It's a very nice problem. We invert wrt $O$ and get this equivalent problem: A line $\ell$ cuts $OA,OB,OC$ in $P,Q,R$ respectively. The same line cuts the lines $BC,CA,AB$ in $K,L,M$ respectively. Show that the circles $(OPK),(OQL),(ORM)$ also concur in a point different from $O$. From Desargue's theorem we find that the mapping $P\leftrightarrow K,\ Q\leftrightarrow L,\ R\leftrightarrow M$ is an involution on the line $\ell$. At the same time, we know that a pencil of circles (the set of circles passing through two fixed points determines an involution on any line (which cuts them, of course; if a line cuts two of them then it cuts all of them-this is easy to prove). Assume the circles $(OPK),(OQL)$ also intersect at $X$. The circle $(OXR)$ must cut $\ell$ at $M$ because the involution is already determined by the pairs $P\leftrightarrow K,\ Q\leftrightarrow L$, so the circle $(OXR)$ is the same as the circle $(ORM)$, so the circle $(ORM)$ passes through $X$, Q.E.D. Do you happen to know who proposed it?

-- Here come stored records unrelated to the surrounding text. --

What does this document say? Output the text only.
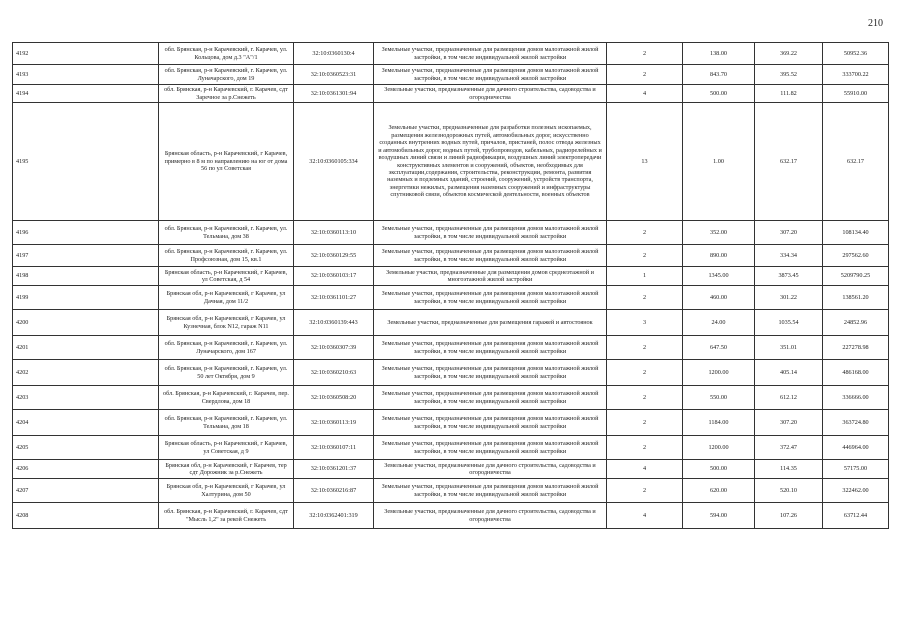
210
4192	обл. Брянская, р-н Карачевский, г. Карачев, ул. Кольцова, дом д.3 "А"/1	32:10:0360130:4	Земельные участки, предназначенные для размещения домов малоэтажной жилой застройки, в том числе индивидуальной жилой застройки	2	138.00	369.22	50952.36
4193	обл. Брянская, р-н Карачевский, г. Карачев, ул. Луначарского, дом 19	32:10:0360523:31	Земельные участки, предназначенные для размещения домов малоэтажной жилой застройки, в том числе индивидуальной жилой застройки	2	843.70	395.52	333700.22
4194	обл. Брянская, р-н Карачевский, г. Карачев, сдт Заречное за р.Снежеть	32:10:0361301:94	Земельные участки, предназначенные для дачного строительства, садоводства и огородничества	4	500.00	111.82	55910.00
4195	Брянская область, р-н Карачевский, г Карачев, примерно в 8 м по направлению на юг от дома 56 по ул Советская	32:10:0360105:334	Земельные участки, предназначенные для разработки полезных ископаемых, размещения железнодорожных путей, автомобильных дорог, искусственно созданных внутренних водных путей, причалов, пристаней, полос отвода железных и автомобильных дорог, водных путей, трубопроводов, кабельных, радиорелейных и воздушных линий связи и линий радиофикации, воздушных линий электропередачи конструктивных элементов и сооружений, объектов, необходимых для эксплуатации,содержания, строительства, реконструкции, ремонта, развития наземных и подземных зданий, строений, сооружений, устройств транспорта, энергетики нежилых, размещения наземных сооружений и инфраструктуры спутниковой связи, объектов космической деятельности, военных объектов	13	1.00	632.17	632.17
4196	обл. Брянская, р-н Карачевский, г. Карачев, ул. Тельмана, дом 38	32:10:0360113:10	Земельные участки, предназначенные для размещения домов малоэтажной жилой застройки, в том числе индивидуальной жилой застройки	2	352.00	307.20	108134.40
4197	обл. Брянская, р-н Карачевский, г. Карачев, ул. Профсоюзная, дом 15, кв.1	32:10:0360129:55	Земельные участки, предназначенные для размещения домов малоэтажной жилой застройки, в том числе индивидуальной жилой застройки	2	890.00	334.34	297562.60
4198	Брянская область, р-н Карачевский, г Карачев, ул Советская, д 54	32:10:0360103:17	Земельные участки, предназначенные для размещения домов среднеэтажной и многоэтажной жилой застройки	1	1345.00	3873.45	5209790.25
4199	Брянская обл, р-н Карачевский, г Карачев, ул Дачная, дом 11/2	32:10:0361101:27	Земельные участки, предназначенные для размещения домов малоэтажной жилой застройки, в том числе индивидуальной жилой застройки	2	460.00	301.22	138561.20
4200	Брянская обл, р-н Карачевский, г Карачев, ул Кузнечная, блок N12, гараж N11	32:10:0360139:443	Земельные участки, предназначенные для размещения гаражей и автостоянок	3	24.00	1035.54	24852.96
4201	обл. Брянская, р-н Карачевский, г. Карачев, ул. Луначарского, дом 167	32:10:0360307:39	Земельные участки, предназначенные для размещения домов малоэтажной жилой застройки, в том числе индивидуальной жилой застройки	2	647.50	351.01	227278.98
4202	обл. Брянская, р-н Карачевский, г. Карачев, ул. 50 лет Октября, дом 9	32:10:0360210:63	Земельные участки, предназначенные для размещения домов малоэтажной жилой застройки, в том числе индивидуальной жилой застройки	2	1200.00	405.14	486168.00
4203	обл. Брянская, р-н Карачевский, г. Карачев, пер. Свердлова, дом 18	32:10:0360508:20	Земельные участки, предназначенные для размещения домов малоэтажной жилой застройки, в том числе индивидуальной жилой застройки	2	550.00	612.12	336666.00
4204	обл. Брянская, р-н Карачевский, г. Карачев, ул. Тельмана, дом 18	32:10:0360113:19	Земельные участки, предназначенные для размещения домов малоэтажной жилой застройки, в том числе индивидуальной жилой застройки	2	1184.00	307.20	363724.80
4205	Брянская область, р-н Карачевский, г Карачев, ул Советская, д 9	32:10:0360107:11	Земельные участки, предназначенные для размещения домов малоэтажной жилой застройки, в том числе индивидуальной жилой застройки	2	1200.00	372.47	446964.00
4206	Брянская обл, р-н Карачевский, г Карачев, тер сдт Дорожник за р.Снежеть	32:10:0361201:37	Земельные участки, предназначенные для дачного строительства, садоводства и огородничества	4	500.00	114.35	57175.00
4207	Брянская обл, р-н Карачевский, г Карачев, ул Халтурина, дом 50	32:10:0360216:87	Земельные участки, предназначенные для размещения домов малоэтажной жилой застройки, в том числе индивидуальной жилой застройки	2	620.00	520.10	322462.00
4208	обл. Брянская, р-н Карачевский, г. Карачев, сдт "Мысль 1,2" за рекой Снежеть	32:10:0362401:319	Земельные участки, предназначенные для дачного строительства, садоводства и огородничества	4	594.00	107.26	63712.44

Dear Grobber can you explain more?????? Wht's involution? What's Desargue theorem? I will be thankful if you answer me

An involution is a homographic transformation (which conserves the cross-ratio of four points) from the set of points of a line to the same set, such that $f(f(P))=P$ for all points $P$ of the line. Desargue's theorem (not the one that's so well-known, but another one): A line $\ell$ intersects opposite pairs of sides of a complete quadrilateral in pairs of points which correspond to each-other in an involution (on the line $\ell$).

Thank you very much.

Let O be a point in the plane of the triangle ABC A circle T which passes throught O intersects the second time the lines OA,OB,OC in P,Q,R and also intersects the second time the circles (BOC),(COA),(AOB) in K,L,M. Prove that PK,QL,RM are concurrent I have solution: Let H be the center of T E,F,G are centers of (BOC),(COA),(AOB) We have PK,QL,RM are concurrent <=> LP.QM.RK=PM.QK.RL <=> sinAOMsinBOKsinCOL=sinAOLsinBOMsinCOK <=> sinHGFsinHEGsinHFE=sinHFGsinHGEsinHEF Because EH,FH,GH are concurrent so applying the Ceva sin we have done

Dear Mathlinkers, an article concerning the “’Du cercle des huit points au cercle des six pieds or the theorem on the six pedals’’ has been put on my website with interesting examples. http://perso.orange.fr/jl.ayme vol. 9 p. 8 You can use Google translator Sincerely Jean-Louis

Can someone explain to me why we have this "PK,QL,RM are concurrent <=> LP.QM.RK=PM.QK.RL"